Two stocks, one honest question: which costs less per dollar of profit? Enter the share price and earnings per share for each and compare P/E ratios and earnings yields side by side — the way analysts actually use the ratio.
Answer first: a P/E ratio only becomes useful when it's compared with something. This P/E comparison calculator computes price ÷ earnings-per-share for two stocks at once, flips each into an earnings yield, and states plainly which company trades cheaper per dollar of current profit — the comparison that a single P/E, floating alone, can't give you.
P/E = Price ÷ EPS · Earnings yield = EPS ÷ Price × 100
Example: Stock A at $60 with $4 EPS → P/E 15, earnings yield 6.7%. Stock B at $200 with $8 EPS → P/E 25, yield 4.0%. Per dollar of profit, A is the cheaper claim — B's buyers are paying up, presumably for faster growth.
The share price alone tells you nothing: a $200 stock can be "cheaper" than a $60 one. P/E fixes the units by pricing a dollar of annual earnings. At P/E 15 you pay $15 for each $1 of yearly profit; at P/E 25 you pay $25 for the same dollar. Side by side, the comparison instantly reframes the decision from "which price is lower?" to "which earnings stream is on sale — and is the discount deserved?"

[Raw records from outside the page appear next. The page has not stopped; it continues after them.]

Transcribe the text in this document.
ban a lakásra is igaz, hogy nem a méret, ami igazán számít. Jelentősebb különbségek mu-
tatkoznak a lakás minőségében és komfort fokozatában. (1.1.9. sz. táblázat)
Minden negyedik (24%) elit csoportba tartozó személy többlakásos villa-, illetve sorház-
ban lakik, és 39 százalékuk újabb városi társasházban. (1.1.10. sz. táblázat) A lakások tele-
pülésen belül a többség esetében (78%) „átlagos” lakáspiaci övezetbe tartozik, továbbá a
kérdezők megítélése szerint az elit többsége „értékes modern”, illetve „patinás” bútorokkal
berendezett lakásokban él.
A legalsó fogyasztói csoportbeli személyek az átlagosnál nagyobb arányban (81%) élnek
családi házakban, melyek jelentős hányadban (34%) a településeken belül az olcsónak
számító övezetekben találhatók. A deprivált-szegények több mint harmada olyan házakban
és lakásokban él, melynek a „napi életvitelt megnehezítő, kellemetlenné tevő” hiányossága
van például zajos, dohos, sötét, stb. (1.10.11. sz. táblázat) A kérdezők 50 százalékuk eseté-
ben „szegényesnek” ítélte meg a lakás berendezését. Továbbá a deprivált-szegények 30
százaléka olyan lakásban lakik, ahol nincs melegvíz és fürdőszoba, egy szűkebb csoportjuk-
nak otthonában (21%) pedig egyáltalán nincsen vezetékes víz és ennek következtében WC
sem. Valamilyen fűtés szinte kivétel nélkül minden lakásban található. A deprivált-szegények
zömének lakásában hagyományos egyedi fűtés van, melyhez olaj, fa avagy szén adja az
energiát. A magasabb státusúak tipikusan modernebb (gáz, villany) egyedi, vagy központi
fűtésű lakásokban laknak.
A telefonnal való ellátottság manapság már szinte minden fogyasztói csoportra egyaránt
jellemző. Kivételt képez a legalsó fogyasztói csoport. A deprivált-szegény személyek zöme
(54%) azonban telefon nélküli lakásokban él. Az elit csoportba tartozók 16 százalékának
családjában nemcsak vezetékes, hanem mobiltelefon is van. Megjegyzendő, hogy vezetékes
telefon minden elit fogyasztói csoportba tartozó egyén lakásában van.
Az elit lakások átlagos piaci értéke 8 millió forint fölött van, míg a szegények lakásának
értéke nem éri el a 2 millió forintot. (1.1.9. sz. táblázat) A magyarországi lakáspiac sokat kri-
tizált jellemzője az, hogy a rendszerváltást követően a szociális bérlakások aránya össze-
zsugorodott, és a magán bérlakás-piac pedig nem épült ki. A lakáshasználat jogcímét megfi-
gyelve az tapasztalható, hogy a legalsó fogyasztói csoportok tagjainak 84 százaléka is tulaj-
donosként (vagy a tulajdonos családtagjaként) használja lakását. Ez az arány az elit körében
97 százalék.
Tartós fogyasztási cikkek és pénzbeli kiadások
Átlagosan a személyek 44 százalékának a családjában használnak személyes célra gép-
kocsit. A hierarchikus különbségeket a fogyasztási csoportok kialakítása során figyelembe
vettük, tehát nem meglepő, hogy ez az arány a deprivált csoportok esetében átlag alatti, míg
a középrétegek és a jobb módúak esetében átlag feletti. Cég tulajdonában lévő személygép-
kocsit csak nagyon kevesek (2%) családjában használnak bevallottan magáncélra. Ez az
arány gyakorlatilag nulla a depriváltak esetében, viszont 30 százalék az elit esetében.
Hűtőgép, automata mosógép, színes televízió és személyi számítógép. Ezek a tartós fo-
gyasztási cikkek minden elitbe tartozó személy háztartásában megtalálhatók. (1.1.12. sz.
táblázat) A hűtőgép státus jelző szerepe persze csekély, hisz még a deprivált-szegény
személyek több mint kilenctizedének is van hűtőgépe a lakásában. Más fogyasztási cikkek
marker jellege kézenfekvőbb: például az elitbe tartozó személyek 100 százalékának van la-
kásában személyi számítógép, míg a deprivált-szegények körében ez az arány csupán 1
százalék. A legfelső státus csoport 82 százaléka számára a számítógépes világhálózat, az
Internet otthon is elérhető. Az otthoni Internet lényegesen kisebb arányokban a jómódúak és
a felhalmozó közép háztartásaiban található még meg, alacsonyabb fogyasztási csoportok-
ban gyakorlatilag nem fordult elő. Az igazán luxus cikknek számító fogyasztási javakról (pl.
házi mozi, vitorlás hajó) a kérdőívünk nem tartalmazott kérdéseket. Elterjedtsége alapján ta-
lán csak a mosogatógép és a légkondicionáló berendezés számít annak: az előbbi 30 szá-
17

Inverting the ratio turns valuation into an interest rate. P/E 15 = 6.7% earnings yield; P/E 25 = 4.0%. Now stocks can be compared against each other and against the 10-year Treasury or a savings account — one reason value investors (and the "Fed model" crowd) love this form. Remember the difference from a dividend yield though: earnings belong to the company, and only a slice may be paid out to you — check the payout ratio for that slice.
First, stay inside the industry. Software habitually trades at double the market's P/E while banks trade below it; comparing a chipmaker to a supermarket tells you about their industries, not their value. Second, match the earnings basis — trailing-twelve-month EPS for both, or forward estimates for both, never mixed; also watch for one-off gains and write-offs distorting a single year. Third, account for growth: a P/E of 25 growing earnings 20% a year can be far cheaper, properly viewed, than a P/E of 12 that's shrinking. That adjustment has its own tool — the PEG ratio calculator divides P/E by growth to level that field.
Negative EPS makes P/E meaningless (this calculator says so rather than printing a nonsense negative ratio); cyclical earnings at a peak make a low P/E deceptively comforting — steel and airline stocks look "cheapest" right before profits collapse. And a persistent, dramatic P/E discount to peers is as often a warning as a bargain: the market may know something about debt, lawsuits or dying demand. Treat "cheaper" as the beginning of research — the question is always why it's cheaper.
Reality check: P/E comparisons use accounting earnings, ignore growth, debt and quality differences, and say nothing about what a business is intrinsically worth. Educational calculator only, not financial advice. Verify EPS in official filings via the SEC's EDGAR at sec.gov.
Go deeper with the single-stock P/E ratio calculator, the growth-adjusted PEG ratio, the concept explainer what is the P/E ratio?, the EPS calculator for the denominator, and growth vs value investing for the philosophy behind the numbers.
Last updated July 2, 2026 · Written by Mustafa Bilgic. Educational only — not financial advice.
Compute each stock's P/E (share price ÷ earnings per share) and put them side by side: the lower P/E costs less per dollar of current profit. A $60 stock earning $4 (P/E 15) is cheaper per earnings dollar than a $200 stock earning $8 (P/E 25) — even though its share price is lower in absolute terms too.
Earnings yield is the P/E flipped upside down: EPS ÷ price × 100. A P/E of 15 equals an earnings yield of 6.7% — the company earns 6.7 cents per year for every dollar of share price. It reads like an interest rate, which makes comparing stocks against bonds intuitive.
No. A lower P/E means cheaper per dollar of CURRENT earnings, but the market may be pricing slower growth, higher risk or fading profits. Fast growers often deserve higher P/Es; a cheap-looking stock can be a value trap. Use the comparison as a starting question, not a verdict.
P/E is meaningless with negative EPS — the calculator reports it as not meaningful rather than showing a negative ratio. For loss-making companies, analysts use price-to-sales, price-to-book or forward earnings estimates instead.